Where is the line between chatting and gossiping?
Talking is a way of expressing thoughts, feelings, experiences and ideas to the people around us. “You can talk about information that is true and real, that has rigor. What matters is the intent and the veracity of the content. If there’s no negative intent and the gossip is true, it can’t be called a malicious rumor: rather, it’s merely gossip,” Manjavacas argues. “For example: ‘Pepe is going on vacation to the Caribbean this year with his new girlfriend.’”

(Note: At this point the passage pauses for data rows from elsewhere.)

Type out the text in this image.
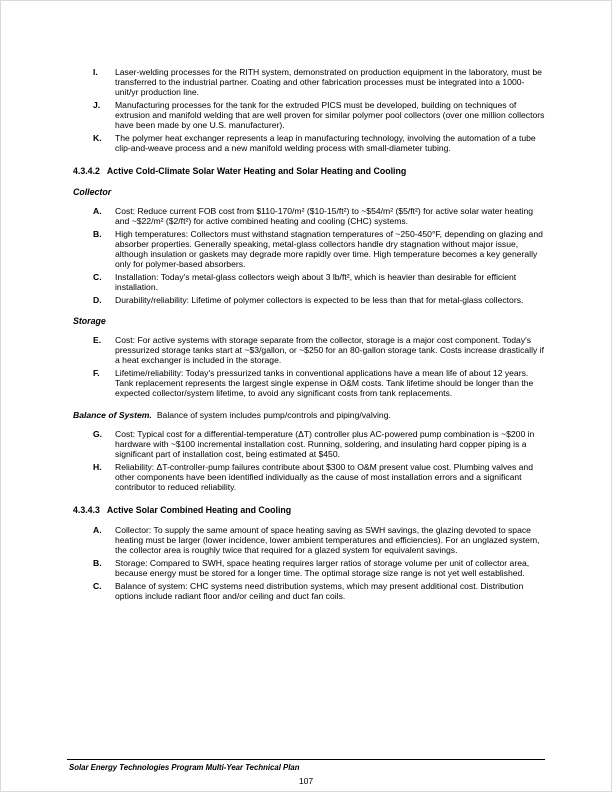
I.	Laser-welding processes for the RITH system, demonstrated on production equipment in the laboratory, must be transferred to the industrial partner. Coating and other fabrication processes must be integrated into a 1000-unit/yr production line.
J.	Manufacturing processes for the tank for the extruded PICS must be developed, building on techniques of extrusion and manifold welding that are well proven for similar polymer pool collectors (over one million collectors have been made by one U.S. manufacturer).
K.	The polymer heat exchanger represents a leap in manufacturing technology, involving the automation of a tube clip-and-weave process and a new manifold welding process with small-diameter tubing.
4.3.4.2 Active Cold-Climate Solar Water Heating and Solar Heating and Cooling
Collector
A.	Cost: Reduce current FOB cost from $110-170/m² ($10-15/ft²) to ~$54/m² ($5/ft²) for active solar water heating and ~$22/m² ($2/ft²) for active combined heating and cooling (CHC) systems.
B.	High temperatures: Collectors must withstand stagnation temperatures of ~250-450°F, depending on glazing and absorber properties. Generally speaking, metal-glass collectors handle dry stagnation without major issue, although insulation or gaskets may degrade more rapidly over time. High temperature becomes a key generally only for polymer-based absorbers.
C.	Installation: Today's metal-glass collectors weigh about 3 lb/ft², which is heavier than desirable for efficient installation.
D.	Durability/reliability: Lifetime of polymer collectors is expected to be less than that for metal-glass collectors.
Storage
E.	Cost: For active systems with storage separate from the collector, storage is a major cost component. Today's pressurized storage tanks start at ~$3/gallon, or ~$250 for an 80-gallon storage tank. Costs increase drastically if a heat exchanger is included in the storage.
F.	Lifetime/reliability: Today's pressurized tanks in conventional applications have a mean life of about 12 years. Tank replacement represents the largest single expense in O&M costs. Tank lifetime should be longer than the expected collector/system lifetime, to avoid any significant costs from tank replacements.
Balance of System. Balance of system includes pump/controls and piping/valving.
G.	Cost: Typical cost for a differential-temperature (ΔT) controller plus AC-powered pump combination is ~$200 in hardware with ~$100 incremental installation cost. Running, soldering, and insulating hard copper piping is a significant part of installation cost, being estimated at $450.
H.	Reliability: ΔT-controller-pump failures contribute about $300 to O&M present value cost. Plumbing valves and other components have been identified individually as the cause of most installation errors and a significant contributor to reduced reliability.
4.3.4.3 Active Solar Combined Heating and Cooling
A.	Collector: To supply the same amount of space heating saving as SWH savings, the glazing devoted to space heating must be larger (lower incidence, lower ambient temperatures and efficiencies). For an unglazed system, the collector area is roughly twice that required for a glazed system for equivalent savings.
B.	Storage: Compared to SWH, space heating requires larger ratios of storage volume per unit of collector area, because energy must be stored for a longer time. The optimal storage size range is not yet well established.
C.	Balance of system: CHC systems need distribution systems, which may present additional cost. Distribution options include radiant floor and/or ceiling and duct fan coils.
Solar Energy Technologies Program Multi-Year Technical Plan
107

“If the intention is to share information about someone else’s life with another person without malice, self-reflection] can be encouraged, [via] dialogue and listening. People [often] talk about the private affairs of others; [these are] everyday events that reflect the complexity of human life. We like to learn about others so that [we can compare our lives with theirs] and gauge our personal and family issues,” Fernández asserts. “In community or family settings, a well-intentioned comment being shared can open up spaces for reflection… so long as we protect the confidentiality and dignity of the other person,” Manjavacas cautions.
“When we think about the well-being of the person we’re talking about, there’s a focus on the common good,” Fernández points out. “Information can be conveyed by using gossip, in order to exemplify something that needs to be improved in the community. Or, it can serve as a basis for dialogue and reflection, allowing for solutions to be sought out to help the social group.”